What it isn't, is some comeuppance that Rodriguez courted as a member of the firearms press or as a hunting show host. I've seen this view floated on Twitter a few times; these are representative:
The public gun debate right now has swollen to such mass that it pulls all gun violence into its orbit. Good. Every time someone gets shot to death with a pistol, we should try to figure out how to keep that from happening again. But that doesn't excuse people for blaming, in this case, a murder victim. While Rodriguez' affiliated media organizations would likely support the ability of citizens to own and carry small arms, that doesn't suggest he was asking to be shot to death for little apparent reason. Saying "live by the gun, die by the gun" makes as much sense here as suggesting that, were Jeremy Clarkson to be struck and killed by a drunk driver, that he had lived by the car and died by the car. By the same coin, I have no idea as to whether Bengston's wife was a kickboxing enthusiast, but I can tell you that fact has no bearing on whether or not she deserved to be assaulted by her husband.
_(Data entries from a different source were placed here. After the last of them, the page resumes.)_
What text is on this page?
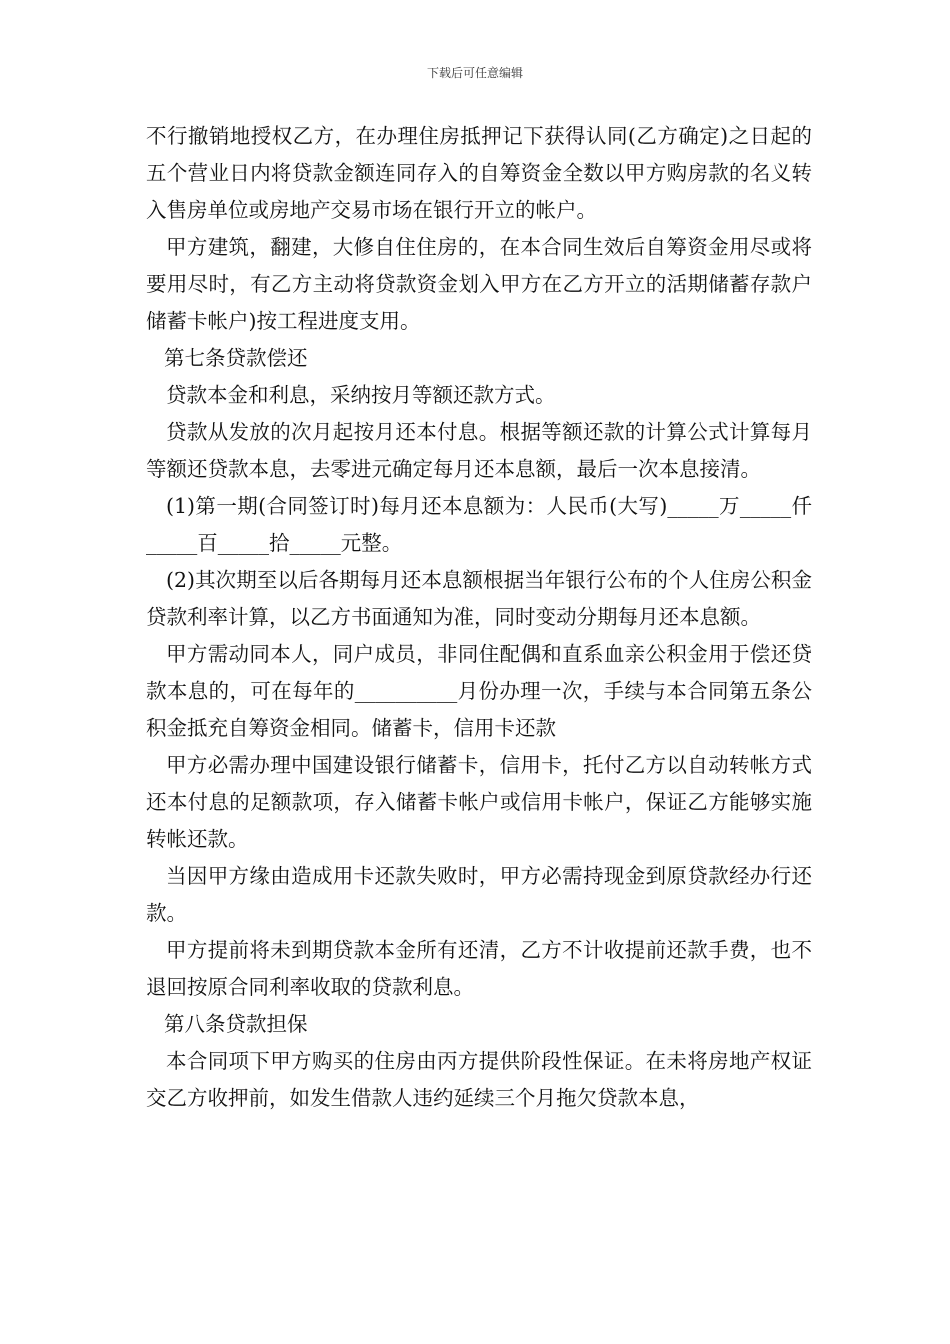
下载后可任意编辑

不行撤销地授权乙方，在办理住房抵押记下获得认同(乙方确定)之日起的五个营业日内将贷款金额连同存入的自筹资金全数以甲方购房款的名义转入售房单位或房地产交易市场在银行开立的帐户。

甲方建筑，翻建，大修自住住房的，在本合同生效后自筹资金用尽或将要用尽时，有乙方主动将贷款资金划入甲方在乙方开立的活期储蓄存款户储蓄卡帐户)按工程进度支用。

第七条贷款偿还

贷款本金和利息，采纳按月等额还款方式。

贷款从发放的次月起按月还本付息。根据等额还款的计算公式计算每月等额还贷款本息，去零进元确定每月还本息额，最后一次本息接清。

(1)第一期(合同签订时)每月还本息额为：人民币(大写)_____万_____仟_____百_____拾_____元整。

(2)其次期至以后各期每月还本息额根据当年银行公布的个人住房公积金贷款利率计算，以乙方书面通知为准，同时变动分期每月还本息额。

甲方需动同本人，同户成员，非同住配偶和直系血亲公积金用于偿还贷款本息的，可在每年的__________月份办理一次，手续与本合同第五条公积金抵充自筹资金相同。储蓄卡，信用卡还款

甲方必需办理中国建设银行储蓄卡，信用卡，托付乙方以自动转帐方式还本付息的足额款项，存入储蓄卡帐户或信用卡帐户，保证乙方能够实施转帐还款。

当因甲方缘由造成用卡还款失败时，甲方必需持现金到原贷款经办行还款。

甲方提前将未到期贷款本金所有还清，乙方不计收提前还款手费，也不退回按原合同利率收取的贷款利息。

第八条贷款担保

本合同项下甲方购买的住房由丙方提供阶段性保证。在未将房地产权证交乙方收押前，如发生借款人违约延续三个月拖欠贷款本息，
The lumping in of hunters with psychopaths is particularly galling. I say this as someone who covered the outdoors with ESPN for years, and hung out with lots of hunters: they're almost all tightly regulated, licensed, responsible killers who embrace a code requiring them to minimize pain to animals and to eat what they kill. To my calculus, shooting a mature deer that spent its life eating acorns and clover is a far more ethical way to feed your family than buying factory-farmed beef, brought to you with heavy inputs of fossil fuels and antibiotics. The connection a hunter feels with a buck he had to ambush and shoot and gut by hand is more intimate than the connection you feel to the tuna you ate rolled in rice or the chicken whose fried wings you dipped in spicy butter. Almost unique among all us North American omnivores, hunters are the ones who actually face up to the killing that puts food in the fridge.
Guys who hunt animals and who visit friends are not the problem. Guys who shoot those guys to death and beat up women are. Also part of the problem? All the goddamned guns.